Notice not only how often women’s contribution is unrecognized or unknown because it’s unpaid, but also how the dominance of one sex or the other in a domain of the economy changes in accordance with traditional sex roles. Also see how our typical notions of how important a particular factor is a function of the gender of the group responsible. For years, economists treated consumption as merely the waste product of the system. Most of us think first of paid labor when we think of GDP. These judgements are based on the expectation that women do the shopping and men do the paid work.
During the past 200 years, economists have gone back and forth over whether to include women’s work in their calculations and, if so, how.

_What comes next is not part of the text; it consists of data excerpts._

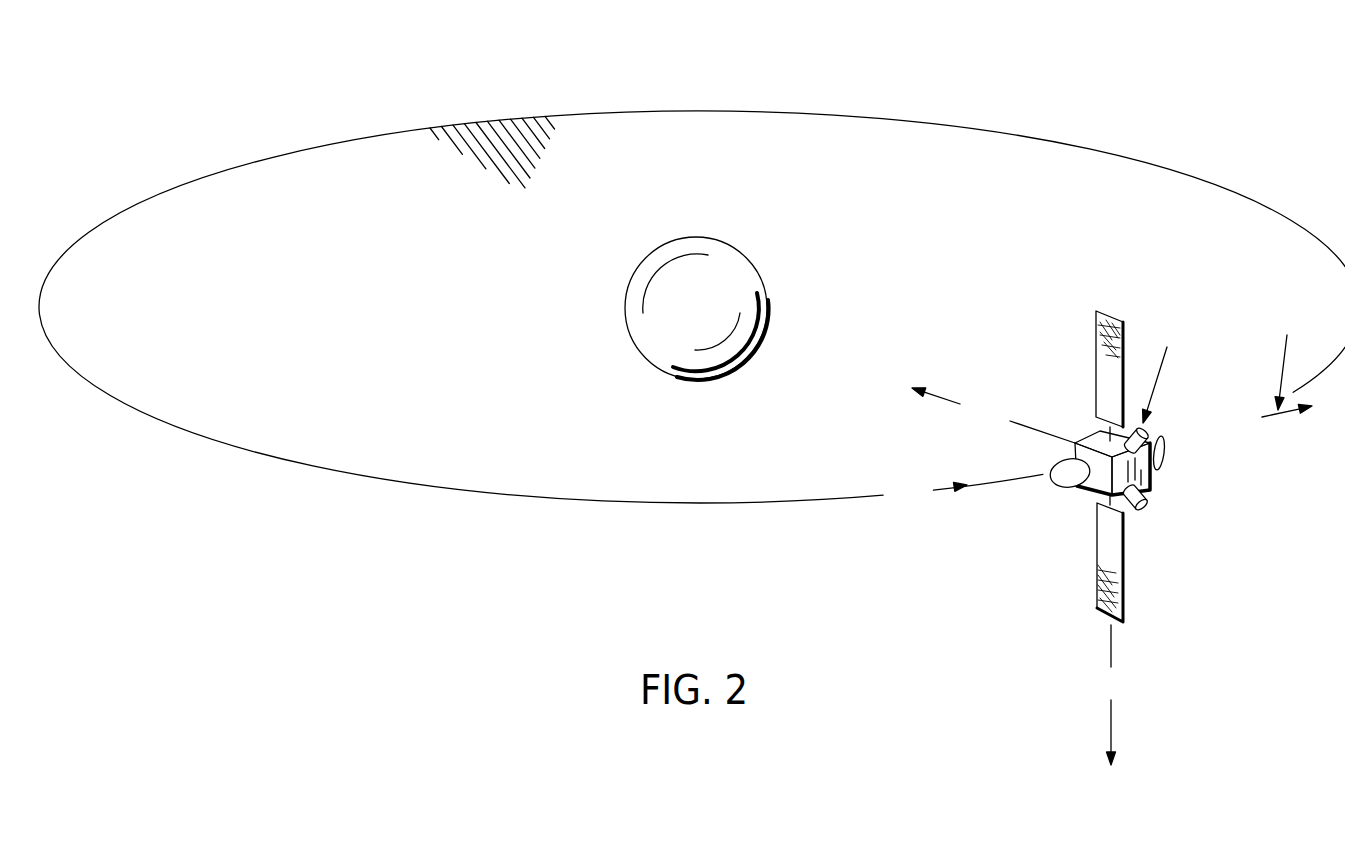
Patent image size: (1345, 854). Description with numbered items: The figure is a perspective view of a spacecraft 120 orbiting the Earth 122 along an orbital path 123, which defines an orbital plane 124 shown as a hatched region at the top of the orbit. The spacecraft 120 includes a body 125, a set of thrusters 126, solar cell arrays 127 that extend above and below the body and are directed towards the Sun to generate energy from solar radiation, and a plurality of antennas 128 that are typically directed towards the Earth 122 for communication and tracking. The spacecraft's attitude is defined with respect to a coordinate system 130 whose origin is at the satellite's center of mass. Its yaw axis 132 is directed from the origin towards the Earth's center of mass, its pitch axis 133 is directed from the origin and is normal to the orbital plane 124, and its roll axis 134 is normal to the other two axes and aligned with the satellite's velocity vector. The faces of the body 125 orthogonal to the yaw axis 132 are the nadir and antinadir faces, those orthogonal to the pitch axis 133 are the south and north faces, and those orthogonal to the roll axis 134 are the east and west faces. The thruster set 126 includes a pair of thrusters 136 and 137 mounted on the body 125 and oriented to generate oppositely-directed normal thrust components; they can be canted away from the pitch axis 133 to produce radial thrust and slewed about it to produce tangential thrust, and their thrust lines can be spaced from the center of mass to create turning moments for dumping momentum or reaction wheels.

The spacecraft 120 is at (1050, 538).
The Earth 122 is at (672, 240).
The orbital path 123 is at (692, 310).
The orbital plane 124 is at (503, 140).
The body 125 is at (1150, 466).
The set of thrusters 126 is at (1168, 372).
The solar cell arrays 127 is at (1102, 342).
The antennas 128 is at (1052, 462).
The coordinate system 130 is at (1293, 357).
The yaw axis 132 is at (993, 415).
The pitch axis 133 is at (1115, 695).
The roll axis 134 is at (1163, 443).
The thruster 136 is at (1147, 430).
The thruster 137 is at (1146, 502).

The narrative, as told by Nancy Folbre in her masterful Greed, Lust, and Gender, reflects how individual economists valued women and their work, rather than just whether it was paid. But as economic thought shifted to purely monetized calculations—which only happed in the 1960s—women simply dropped out of the very definition of what the economy is. By that time, economists thought of women as an “unproductive” class.
As we recognize International Women’s Day/Week/Month, we should bear in mind that women are not just unequal in the economy, but to a large degree excluded, even from our calculations of “what counts” as economics. This happens because of the way our societies and our economists refuse to recognize the value of women’s contribution, whether in life or in theory.